I am currently trying to acquire delinquent tax lists in several Tennessee counties and I am getting a consistent answer. They only offer them in paper and not in digital format. I am interested in trying out PropStream, but looking back through previous posts it seems that some of you have had issues with getting current information. I am not comfortable working out of state on my first deals and want to work in my home state until I have had some success. Any suggestions on what I should do next? Thanks for your help!

@jnalbrycht if delinquent tax data is crucial to you, I would only trust it from the county. Some data services will give you a filtering option for this, but you’ll find it’s either not available at all, or the information is several months old.

As for the counties you’re calling, make sure you’ve talked to the county IT person (don’t just stop with the treasurer’s office). If anyone tells you it’s not possible to get it in digital format (which is ridiculous… how else would they print it off on paper if it didn’t already exist somewhere in digital format?), the IT person will know how it’s done. If that person says “no”, then they’re just being obstinate and you might as well move on.

If every county is still giving you the runaround and refusing to provide it in digital format, you could just scrap the idea and get it from a data service instead (this is what most people eventually end up doing in the end anyway… even if the delinquent tax list does give you a better response rate, it’s can be SUCH a pain to deal with).

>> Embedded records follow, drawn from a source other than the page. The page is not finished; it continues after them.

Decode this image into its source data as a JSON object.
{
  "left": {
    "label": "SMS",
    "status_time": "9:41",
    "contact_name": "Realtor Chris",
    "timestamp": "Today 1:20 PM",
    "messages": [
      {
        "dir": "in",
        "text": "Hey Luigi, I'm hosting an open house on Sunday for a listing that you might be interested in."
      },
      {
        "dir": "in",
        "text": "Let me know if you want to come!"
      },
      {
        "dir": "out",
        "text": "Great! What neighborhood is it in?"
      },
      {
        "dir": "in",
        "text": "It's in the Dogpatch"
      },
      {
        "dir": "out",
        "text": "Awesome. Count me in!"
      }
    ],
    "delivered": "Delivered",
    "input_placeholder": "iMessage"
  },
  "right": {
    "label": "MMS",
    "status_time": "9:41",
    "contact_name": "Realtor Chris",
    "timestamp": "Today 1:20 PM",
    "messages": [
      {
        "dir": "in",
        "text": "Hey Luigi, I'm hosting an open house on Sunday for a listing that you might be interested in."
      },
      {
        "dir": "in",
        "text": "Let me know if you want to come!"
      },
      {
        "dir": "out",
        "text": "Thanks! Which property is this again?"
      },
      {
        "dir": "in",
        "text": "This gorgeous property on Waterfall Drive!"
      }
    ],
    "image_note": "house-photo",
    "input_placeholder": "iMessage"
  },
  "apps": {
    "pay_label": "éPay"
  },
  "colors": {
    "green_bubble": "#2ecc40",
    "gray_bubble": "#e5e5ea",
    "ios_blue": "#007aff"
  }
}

PropStream is pretty nice to have for property research and as a “sidearm” set of data to crosscheck anything I might have doubts about in DataTree (also useful for skiptracing when that’s needed), but if I could only use one source of data, I still prefer DataTree, just because of the consistency (I always know which database it’s pulling from) and familiarity I have with it.

1 Like

@jnalbrycht I second DataTree. I used to get info directly from the county but 75% of my sellers/respondants weren’t even delinquent on thier taxes. I only found this out b/c sometimes I had no choice but to mail the whole county. Plus these counties can format thier lists weird, making them unusable sometimes. Commit to this land thing and start out right with DT.

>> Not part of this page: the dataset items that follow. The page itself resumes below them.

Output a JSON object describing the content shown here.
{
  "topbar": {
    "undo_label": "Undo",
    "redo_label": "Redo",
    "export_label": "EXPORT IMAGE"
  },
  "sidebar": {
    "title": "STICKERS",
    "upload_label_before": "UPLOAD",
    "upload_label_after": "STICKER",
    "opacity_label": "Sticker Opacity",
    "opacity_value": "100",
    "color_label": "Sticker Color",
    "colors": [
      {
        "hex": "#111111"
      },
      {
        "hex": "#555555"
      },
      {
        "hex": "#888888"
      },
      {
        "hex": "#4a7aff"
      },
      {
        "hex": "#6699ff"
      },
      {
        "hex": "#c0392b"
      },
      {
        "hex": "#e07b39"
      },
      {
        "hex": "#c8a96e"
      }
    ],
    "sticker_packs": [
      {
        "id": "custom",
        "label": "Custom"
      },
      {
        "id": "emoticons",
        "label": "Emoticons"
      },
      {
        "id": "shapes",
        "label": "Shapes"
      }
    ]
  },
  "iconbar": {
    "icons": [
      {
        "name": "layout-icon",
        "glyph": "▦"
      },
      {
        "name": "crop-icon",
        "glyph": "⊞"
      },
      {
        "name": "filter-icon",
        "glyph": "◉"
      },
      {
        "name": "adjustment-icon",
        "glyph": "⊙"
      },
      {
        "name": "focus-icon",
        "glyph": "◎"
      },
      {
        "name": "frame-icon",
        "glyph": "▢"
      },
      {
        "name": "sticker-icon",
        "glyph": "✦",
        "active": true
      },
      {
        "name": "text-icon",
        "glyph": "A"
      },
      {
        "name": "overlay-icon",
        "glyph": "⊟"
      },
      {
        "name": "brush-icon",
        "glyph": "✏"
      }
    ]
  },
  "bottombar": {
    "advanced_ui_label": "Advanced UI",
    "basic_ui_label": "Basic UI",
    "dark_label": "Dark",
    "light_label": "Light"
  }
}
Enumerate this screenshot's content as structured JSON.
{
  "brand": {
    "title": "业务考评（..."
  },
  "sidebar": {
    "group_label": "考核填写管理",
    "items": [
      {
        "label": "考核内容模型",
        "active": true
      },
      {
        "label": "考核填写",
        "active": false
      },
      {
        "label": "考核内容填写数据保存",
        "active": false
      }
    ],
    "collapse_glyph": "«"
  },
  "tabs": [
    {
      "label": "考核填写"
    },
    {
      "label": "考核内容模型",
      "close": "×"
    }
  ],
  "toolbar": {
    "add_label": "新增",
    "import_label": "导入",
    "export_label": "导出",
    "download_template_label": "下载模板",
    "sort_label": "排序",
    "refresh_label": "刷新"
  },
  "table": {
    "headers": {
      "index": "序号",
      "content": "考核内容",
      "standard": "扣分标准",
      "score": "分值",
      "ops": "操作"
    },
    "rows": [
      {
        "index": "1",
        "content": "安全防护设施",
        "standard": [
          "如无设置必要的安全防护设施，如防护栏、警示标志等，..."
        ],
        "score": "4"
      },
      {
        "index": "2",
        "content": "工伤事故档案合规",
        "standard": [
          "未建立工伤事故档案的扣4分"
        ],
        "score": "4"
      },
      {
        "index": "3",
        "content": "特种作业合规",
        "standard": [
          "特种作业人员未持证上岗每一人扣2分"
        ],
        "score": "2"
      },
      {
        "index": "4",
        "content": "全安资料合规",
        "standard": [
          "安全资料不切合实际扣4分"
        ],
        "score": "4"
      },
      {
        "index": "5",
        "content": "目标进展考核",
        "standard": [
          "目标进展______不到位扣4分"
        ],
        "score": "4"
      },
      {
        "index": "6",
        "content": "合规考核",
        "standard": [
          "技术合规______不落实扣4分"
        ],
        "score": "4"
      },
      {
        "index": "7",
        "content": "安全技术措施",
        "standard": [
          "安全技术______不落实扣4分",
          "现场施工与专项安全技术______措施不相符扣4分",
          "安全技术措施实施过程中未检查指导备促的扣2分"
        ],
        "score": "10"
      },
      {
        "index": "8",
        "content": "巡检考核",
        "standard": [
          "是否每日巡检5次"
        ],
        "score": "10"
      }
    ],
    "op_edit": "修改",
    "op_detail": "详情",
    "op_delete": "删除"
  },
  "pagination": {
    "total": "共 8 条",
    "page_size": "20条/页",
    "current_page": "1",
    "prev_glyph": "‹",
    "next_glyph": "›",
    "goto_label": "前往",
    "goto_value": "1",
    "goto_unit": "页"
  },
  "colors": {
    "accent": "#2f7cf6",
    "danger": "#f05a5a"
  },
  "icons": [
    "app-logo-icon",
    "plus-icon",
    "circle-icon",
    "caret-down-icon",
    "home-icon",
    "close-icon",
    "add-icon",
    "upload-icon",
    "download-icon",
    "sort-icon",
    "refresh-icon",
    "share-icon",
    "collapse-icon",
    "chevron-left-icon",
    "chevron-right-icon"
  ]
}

Possibly you may want to try this. TN is a tax deed state, they publish the delinquent property list on the county clerk website 30 days prior to the tax sale.
(You may want to send letters to the homeowner at this point before the tax sale.)

As an example, I picked Anderson county. https://andersoncountyclerk.ky.gov/Pages/Delinquent-Taxes.aspx

In the first paragraph it gives you a list of delinquent properties.

However, TN allows homeowners to redeem their property within 1 year after the tax sale. So the homeowner would need to pay the back taxes plus a 10% penalty to redeem their property. (You could also mail to homeowner within this 1 year time frame before they lose their property forever.) .

Possibly you may find some motivated sellers and some good deals.

The following is a link for every county in TN.

Good luck!!

@retipsterseth Sorry to get back to you so late. I did actually decide to pay for 2 paper lists from two of the counties I live near. Only $9 total. One of them was able to give it to me in pdf format. It’s not a huge amount of parcels. Maybe 400 combined between the two. It may be a pain to put into excel, but I feel like this can be a good start to do my first letter campaign. Depending on how this goes I will try out the clerks website as suggested by Pat below. Thanks again!

@pk Thanks for the advice. I really appreciate it. I purchased a couple of lists directly from the clerks office for two counties. I am going to get them formatted into excel and do my first letter campaign in February. Finally getting the ball rolling. I will definitely look into using the clerks website in the future.